Panama Canal opens $5B locks, bullish despite shipping woes
The new, larger Panama Canal locks will allow most Very Large Gas Carriers (VLGC), the type of ship that carries propane and other hydrocarbon gas liquids (HGL), to transit, likely reducing or even ending the practice of ship-to-ship transfers.
As the Panama Canal Authority estimates, the expanded Panama Canal will lessen sailing times between the ports on Atlantic Ocean and Asia by as much as sixteen days for those vessels that could not earlier pass through the canal.
From that point on, the channel opened 102 years ago with American engineering will be able to accommodate ships carrying as many as 14,000 containers – almost three times the amount hauled through the canal by vessels up to now.
Anticipation of the new high-capacity lane sparked a global investment trend that dwarfed the canal expansion price tag, as ports from Rotterdam to NY to Brazil prepared to welcome the megaships. It will pay all fees normally associated with a canal transit on Sunday.
After almost a decade of expansion Panama this weekend is officially getting ready to open its canal too far bigger cargo ships boosting global trade and transit revenues. The chambers of the new locks are 1,400 feet long, 180 feet wide and 60 feet deep. The ship, the largest that can go through the old canal locks was redirected to the new ones for one more test of the new lock system.

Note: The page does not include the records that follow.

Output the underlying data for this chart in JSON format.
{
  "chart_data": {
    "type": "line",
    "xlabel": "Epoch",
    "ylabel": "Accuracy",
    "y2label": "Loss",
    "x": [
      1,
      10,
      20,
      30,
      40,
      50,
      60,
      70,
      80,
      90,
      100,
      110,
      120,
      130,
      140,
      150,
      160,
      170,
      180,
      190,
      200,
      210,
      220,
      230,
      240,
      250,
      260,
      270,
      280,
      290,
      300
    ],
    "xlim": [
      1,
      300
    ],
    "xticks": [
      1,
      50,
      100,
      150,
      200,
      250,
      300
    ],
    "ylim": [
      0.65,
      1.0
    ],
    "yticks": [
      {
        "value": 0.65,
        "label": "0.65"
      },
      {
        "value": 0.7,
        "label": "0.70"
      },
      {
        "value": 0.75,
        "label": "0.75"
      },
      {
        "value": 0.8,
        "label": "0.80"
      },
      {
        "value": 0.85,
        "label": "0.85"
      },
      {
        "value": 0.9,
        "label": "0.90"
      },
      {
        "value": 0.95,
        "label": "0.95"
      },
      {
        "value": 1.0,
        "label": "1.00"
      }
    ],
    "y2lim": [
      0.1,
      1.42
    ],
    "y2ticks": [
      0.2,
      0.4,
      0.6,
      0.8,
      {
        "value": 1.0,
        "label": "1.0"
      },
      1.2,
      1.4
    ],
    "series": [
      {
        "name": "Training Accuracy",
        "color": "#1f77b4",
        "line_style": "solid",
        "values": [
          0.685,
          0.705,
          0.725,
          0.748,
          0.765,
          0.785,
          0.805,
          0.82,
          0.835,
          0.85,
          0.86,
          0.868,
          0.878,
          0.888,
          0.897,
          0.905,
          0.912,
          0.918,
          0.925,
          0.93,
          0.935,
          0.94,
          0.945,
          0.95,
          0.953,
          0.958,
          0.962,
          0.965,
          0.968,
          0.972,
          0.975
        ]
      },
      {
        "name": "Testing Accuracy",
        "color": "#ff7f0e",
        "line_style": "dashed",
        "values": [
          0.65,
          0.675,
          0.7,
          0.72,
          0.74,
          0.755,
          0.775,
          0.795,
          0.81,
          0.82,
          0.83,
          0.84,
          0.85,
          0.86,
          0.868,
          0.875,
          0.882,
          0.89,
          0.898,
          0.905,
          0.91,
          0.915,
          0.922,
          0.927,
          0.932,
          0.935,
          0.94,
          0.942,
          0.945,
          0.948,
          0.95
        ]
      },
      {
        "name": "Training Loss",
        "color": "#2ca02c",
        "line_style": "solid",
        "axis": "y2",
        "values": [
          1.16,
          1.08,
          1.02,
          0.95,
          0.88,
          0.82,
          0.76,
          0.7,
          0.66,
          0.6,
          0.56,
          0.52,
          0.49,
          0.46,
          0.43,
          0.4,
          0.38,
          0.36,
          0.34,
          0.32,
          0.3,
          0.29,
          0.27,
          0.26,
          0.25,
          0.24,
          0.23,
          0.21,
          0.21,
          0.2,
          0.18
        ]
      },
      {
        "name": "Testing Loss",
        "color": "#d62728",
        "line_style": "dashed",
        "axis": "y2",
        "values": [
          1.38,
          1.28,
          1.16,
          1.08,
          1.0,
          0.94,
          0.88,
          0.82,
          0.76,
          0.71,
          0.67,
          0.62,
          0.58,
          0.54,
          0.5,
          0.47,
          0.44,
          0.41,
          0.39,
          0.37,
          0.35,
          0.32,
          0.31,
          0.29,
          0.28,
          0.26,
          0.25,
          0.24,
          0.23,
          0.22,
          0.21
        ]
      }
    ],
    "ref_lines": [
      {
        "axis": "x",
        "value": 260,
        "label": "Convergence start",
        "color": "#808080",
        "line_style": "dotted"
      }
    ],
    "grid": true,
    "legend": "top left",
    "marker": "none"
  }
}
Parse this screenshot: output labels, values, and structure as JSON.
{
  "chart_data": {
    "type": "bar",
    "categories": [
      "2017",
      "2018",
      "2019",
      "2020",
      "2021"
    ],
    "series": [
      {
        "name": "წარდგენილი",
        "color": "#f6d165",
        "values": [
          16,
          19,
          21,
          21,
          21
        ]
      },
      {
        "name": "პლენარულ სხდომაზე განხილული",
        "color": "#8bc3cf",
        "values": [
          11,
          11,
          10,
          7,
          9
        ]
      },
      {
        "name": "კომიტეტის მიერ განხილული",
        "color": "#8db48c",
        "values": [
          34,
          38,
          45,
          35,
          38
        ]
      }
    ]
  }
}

The first major excavation work on the Nicaragua canal was delayed and is now meant to begin at the end of this year, but the Nicaraguan government has been notably coy about the status of the project and some wonder if it will ever happen.
But Panamanian trade analyst Ernest Bazan said that Panama’s reputation has “unfortunately been affected (by the Panama Papers) and that undoubtedly affects the business climate, including the Panama Canal”. The canal expansion involved deepening and widening certain portions of the canal and constructing an additional, larger set of locks.
The canal was under US control until a 1977 agreement between Presidents Jimmy Carter and Omar Torrijos paved the way for its transfer to Panama on December 31, 1999. The $5.25 billion expansion of the Panama can… The expansion will also allo…
“They are hoping to turn this country into a trans-shipping centre for the whole world and for the region”, she said.
As the digital countdown clocks set up around town tick down to zero, and the first neo-Panamax ship, from the Chinese Cosco company, slips into the expanded locks, this country will celebrate.
“Let us not forget that with the positive elements that come from this expansion of the canal, there are also some dangers as well”, said William Brownfield, assistant secretary of State for worldwide narcotics and law enforcement affairs.
Unlike the old canal, where electric locomotives and guide wires position ships for their passage through the locks, tugboats will guide ships through the new locks and actually enter the locks with them.
“We knew from the beginning that it was going to be a hard project”, Zarak said.